McGehee v. Beserra

147 Cal. App. 2d 25 | Cal. Ct. App. | 1956

147 Cal. App. 2d 25 (1956)

In re COLLEEN LYNN McGEHEE, a Minor, etc., for Change of Name. LOIS JEAN McGEHEE, Appellant,
v.
JAMES R. BESERRA, Respondent.

Civ. No. 8954.

California Court of Appeals. Third Dist.

Dec. 17, 1956.

H. E. Gleason for Appellant.

Gilbert Moody and Lin Griffith for Respondent.

VAN DYKE, P. J.

This is an appeal from an order denying appellant's application to have her minor daughter's name changed from Colleen Lynn McGehee to Colleen Lynn Beserra, which is the name she uses and by which she is known.

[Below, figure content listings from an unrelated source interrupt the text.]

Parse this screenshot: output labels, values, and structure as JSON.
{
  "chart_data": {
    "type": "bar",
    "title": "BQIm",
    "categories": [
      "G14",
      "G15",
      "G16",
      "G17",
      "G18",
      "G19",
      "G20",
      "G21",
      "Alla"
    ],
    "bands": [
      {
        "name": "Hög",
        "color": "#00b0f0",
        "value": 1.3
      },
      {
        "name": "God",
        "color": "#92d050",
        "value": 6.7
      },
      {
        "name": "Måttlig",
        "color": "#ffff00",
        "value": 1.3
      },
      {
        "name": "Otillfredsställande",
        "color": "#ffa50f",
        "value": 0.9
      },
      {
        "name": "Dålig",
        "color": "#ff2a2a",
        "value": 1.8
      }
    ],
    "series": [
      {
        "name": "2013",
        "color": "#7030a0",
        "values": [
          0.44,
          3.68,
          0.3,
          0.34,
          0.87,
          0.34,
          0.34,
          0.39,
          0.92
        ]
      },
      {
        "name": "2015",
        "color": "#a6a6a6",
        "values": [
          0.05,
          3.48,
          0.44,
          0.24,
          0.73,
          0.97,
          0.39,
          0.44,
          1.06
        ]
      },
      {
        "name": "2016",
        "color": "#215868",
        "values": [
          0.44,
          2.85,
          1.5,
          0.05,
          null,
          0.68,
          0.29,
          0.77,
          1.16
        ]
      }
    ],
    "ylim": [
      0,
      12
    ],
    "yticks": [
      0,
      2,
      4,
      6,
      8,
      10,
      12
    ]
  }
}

Appellant is the former wife of respondent James R. Beserra, who now lives in San Rafael. Their 6-year-old son, who *26 resides with appellant and Colleen in Stanislaus County, uses and is registered in school under his father's surname. Colleen, who is 3 years of age, is the child of appellant's second husband, Seth Thomas McGehee, but has always used the name Beserra, which is the name appellant resumed after appellant divorced Mr. McGehee who had deserted and abandoned her. Appellant testified that when Colleen enters school, it will be confusing and embarrassing for her to have a different last name from that of her mother and half-brother. Therefore, pursuant to section 1276 of the Code of Civil Procedure, appellant filed an application whereby she sought to have Colleen's surname declared to be Beserra.

Respondent filed no objections to appellant's petition, but appeared at the hearing thereon. He there testified only that he was opposed to Colleen's using his surname as she was not his child and the name Beserra was very "exclusive," being borne only by himself and his immediate family.

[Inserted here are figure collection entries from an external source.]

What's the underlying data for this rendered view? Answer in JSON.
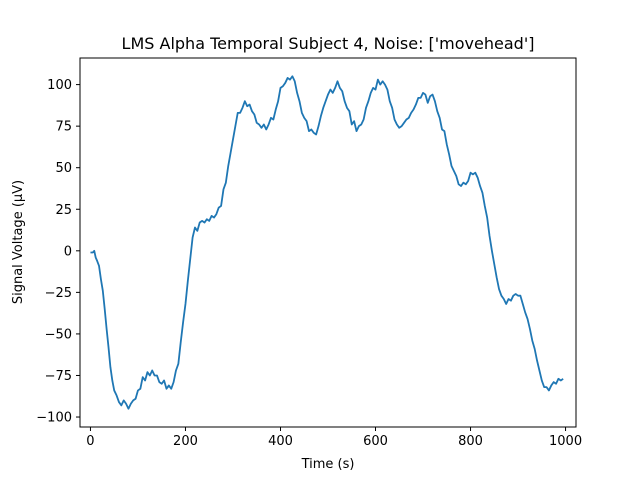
{
  "chart_data": {
    "type": "line",
    "title": "LMS Alpha Temporal Subject 4, Noise: ['movehead']",
    "xlabel": "Time (s)",
    "ylabel": "Signal Voltage (μV)",
    "xlim": [
      -22,
      1022
    ],
    "ylim": [
      -106,
      116
    ],
    "grid": false,
    "x_ticks": [
      0,
      200,
      400,
      600,
      800,
      1000
    ],
    "y_ticks": [
      -100,
      -75,
      -50,
      -25,
      0,
      25,
      50,
      75,
      100
    ],
    "x_tick_labels": [
      "0",
      "200",
      "400",
      "600",
      "800",
      "1000"
    ],
    "y_tick_labels": [
      "−100",
      "−75",
      "−50",
      "−25",
      "0",
      "25",
      "50",
      "75",
      "100"
    ],
    "series": [
      {
        "color": "#1f77b4",
        "points": [
          [
            0,
            -1
          ],
          [
            5,
            -1
          ],
          [
            8,
            0
          ],
          [
            11,
            -4
          ],
          [
            14,
            -6
          ],
          [
            18,
            -9
          ],
          [
            22,
            -17
          ],
          [
            26,
            -24
          ],
          [
            30,
            -35
          ],
          [
            34,
            -47
          ],
          [
            38,
            -58
          ],
          [
            42,
            -70
          ],
          [
            46,
            -78
          ],
          [
            50,
            -84
          ],
          [
            55,
            -87
          ],
          [
            60,
            -91
          ],
          [
            65,
            -93
          ],
          [
            70,
            -90
          ],
          [
            75,
            -92
          ],
          [
            80,
            -95
          ],
          [
            85,
            -92
          ],
          [
            90,
            -90
          ],
          [
            95,
            -89
          ],
          [
            100,
            -84
          ],
          [
            105,
            -83
          ],
          [
            110,
            -76
          ],
          [
            115,
            -78
          ],
          [
            120,
            -73
          ],
          [
            125,
            -75
          ],
          [
            130,
            -72
          ],
          [
            135,
            -75
          ],
          [
            140,
            -75
          ],
          [
            145,
            -79
          ],
          [
            150,
            -80
          ],
          [
            155,
            -78
          ],
          [
            160,
            -83
          ],
          [
            165,
            -81
          ],
          [
            170,
            -83
          ],
          [
            175,
            -79
          ],
          [
            180,
            -72
          ],
          [
            185,
            -68
          ],
          [
            190,
            -55
          ],
          [
            195,
            -43
          ],
          [
            200,
            -32
          ],
          [
            205,
            -18
          ],
          [
            210,
            -5
          ],
          [
            215,
            8
          ],
          [
            220,
            14
          ],
          [
            225,
            12
          ],
          [
            230,
            17
          ],
          [
            235,
            18
          ],
          [
            240,
            17
          ],
          [
            245,
            19
          ],
          [
            250,
            18
          ],
          [
            255,
            21
          ],
          [
            260,
            20
          ],
          [
            265,
            22
          ],
          [
            270,
            26
          ],
          [
            275,
            27
          ],
          [
            280,
            37
          ],
          [
            285,
            41
          ],
          [
            290,
            51
          ],
          [
            295,
            59
          ],
          [
            300,
            67
          ],
          [
            305,
            75
          ],
          [
            310,
            83
          ],
          [
            315,
            83
          ],
          [
            320,
            86
          ],
          [
            325,
            90
          ],
          [
            330,
            87
          ],
          [
            335,
            88
          ],
          [
            340,
            84
          ],
          [
            345,
            82
          ],
          [
            350,
            77
          ],
          [
            355,
            76
          ],
          [
            360,
            74
          ],
          [
            365,
            76
          ],
          [
            370,
            73
          ],
          [
            375,
            76
          ],
          [
            380,
            80
          ],
          [
            385,
            79
          ],
          [
            390,
            85
          ],
          [
            395,
            90
          ],
          [
            400,
            98
          ],
          [
            405,
            99
          ],
          [
            410,
            101
          ],
          [
            415,
            104
          ],
          [
            420,
            103
          ],
          [
            425,
            105
          ],
          [
            430,
            102
          ],
          [
            435,
            95
          ],
          [
            440,
            90
          ],
          [
            445,
            83
          ],
          [
            450,
            80
          ],
          [
            455,
            78
          ],
          [
            460,
            72
          ],
          [
            465,
            73
          ],
          [
            470,
            71
          ],
          [
            475,
            70
          ],
          [
            480,
            75
          ],
          [
            485,
            81
          ],
          [
            490,
            86
          ],
          [
            495,
            90
          ],
          [
            500,
            94
          ],
          [
            505,
            97
          ],
          [
            510,
            95
          ],
          [
            515,
            98
          ],
          [
            520,
            102
          ],
          [
            525,
            98
          ],
          [
            530,
            96
          ],
          [
            535,
            90
          ],
          [
            540,
            86
          ],
          [
            545,
            84
          ],
          [
            550,
            76
          ],
          [
            555,
            78
          ],
          [
            560,
            72
          ],
          [
            565,
            75
          ],
          [
            570,
            76
          ],
          [
            575,
            79
          ],
          [
            580,
            86
          ],
          [
            585,
            90
          ],
          [
            590,
            95
          ],
          [
            595,
            98
          ],
          [
            600,
            97
          ],
          [
            605,
            103
          ],
          [
            610,
            100
          ],
          [
            615,
            102
          ],
          [
            620,
            100
          ],
          [
            625,
            97
          ],
          [
            630,
            90
          ],
          [
            635,
            86
          ],
          [
            640,
            79
          ],
          [
            645,
            76
          ],
          [
            650,
            74
          ],
          [
            655,
            75
          ],
          [
            660,
            77
          ],
          [
            665,
            79
          ],
          [
            670,
            80
          ],
          [
            675,
            83
          ],
          [
            680,
            85
          ],
          [
            685,
            88
          ],
          [
            690,
            92
          ],
          [
            695,
            92
          ],
          [
            700,
            95
          ],
          [
            705,
            94
          ],
          [
            710,
            89
          ],
          [
            715,
            93
          ],
          [
            720,
            94
          ],
          [
            725,
            90
          ],
          [
            730,
            84
          ],
          [
            735,
            80
          ],
          [
            740,
            73
          ],
          [
            745,
            72
          ],
          [
            750,
            64
          ],
          [
            755,
            58
          ],
          [
            760,
            51
          ],
          [
            765,
            48
          ],
          [
            770,
            45
          ],
          [
            775,
            40
          ],
          [
            780,
            39
          ],
          [
            785,
            41
          ],
          [
            790,
            40
          ],
          [
            795,
            42
          ],
          [
            800,
            47
          ],
          [
            805,
            46
          ],
          [
            810,
            47
          ],
          [
            815,
            44
          ],
          [
            820,
            39
          ],
          [
            825,
            35
          ],
          [
            830,
            27
          ],
          [
            835,
            20
          ],
          [
            840,
            9
          ],
          [
            845,
            0
          ],
          [
            850,
            -8
          ],
          [
            855,
            -16
          ],
          [
            860,
            -23
          ],
          [
            865,
            -27
          ],
          [
            870,
            -29
          ],
          [
            875,
            -32
          ],
          [
            880,
            -29
          ],
          [
            885,
            -30
          ],
          [
            890,
            -27
          ],
          [
            895,
            -26
          ],
          [
            900,
            -27
          ],
          [
            905,
            -27
          ],
          [
            910,
            -32
          ],
          [
            915,
            -37
          ],
          [
            920,
            -41
          ],
          [
            925,
            -47
          ],
          [
            930,
            -54
          ],
          [
            935,
            -59
          ],
          [
            940,
            -66
          ],
          [
            945,
            -72
          ],
          [
            950,
            -78
          ],
          [
            955,
            -82
          ],
          [
            960,
            -82
          ],
          [
            965,
            -84
          ],
          [
            970,
            -81
          ],
          [
            975,
            -79
          ],
          [
            980,
            -80
          ],
          [
            985,
            -77
          ],
          [
            990,
            -78
          ],
          [
            995,
            -77
          ]
        ]
      }
    ]
  }
}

The issue presented on appeal from an order denying a change of name is whether on the record it can be said the court abused its discretion. [1] In resolving this issue we consider that the common law right to change one's name has never been abrogated in California; that the purpose of the statutory proceeding is simply to have, wherever possible, a record of the change; that where the right to change has been exercised some substantial reason must exist for the denial. (In re Useldinger, 35 Cal. App. 2d 723 [96 P.2d 958].)

[2] We find no substantial reason for the denial of the petition here. Substantial reasons were given for the change that had been made. Mr. Beserra merely objected on sentimental grounds peculiar to himself, and contravening in no sense the reasons for the change. No right of his was threatened. He may consider the name "Beserra" to be "exclusive," but the law does not so consider it.

The order is reversed with directions to the trial court to grant the petition.

Peek, J., and Schottky, J., concurred.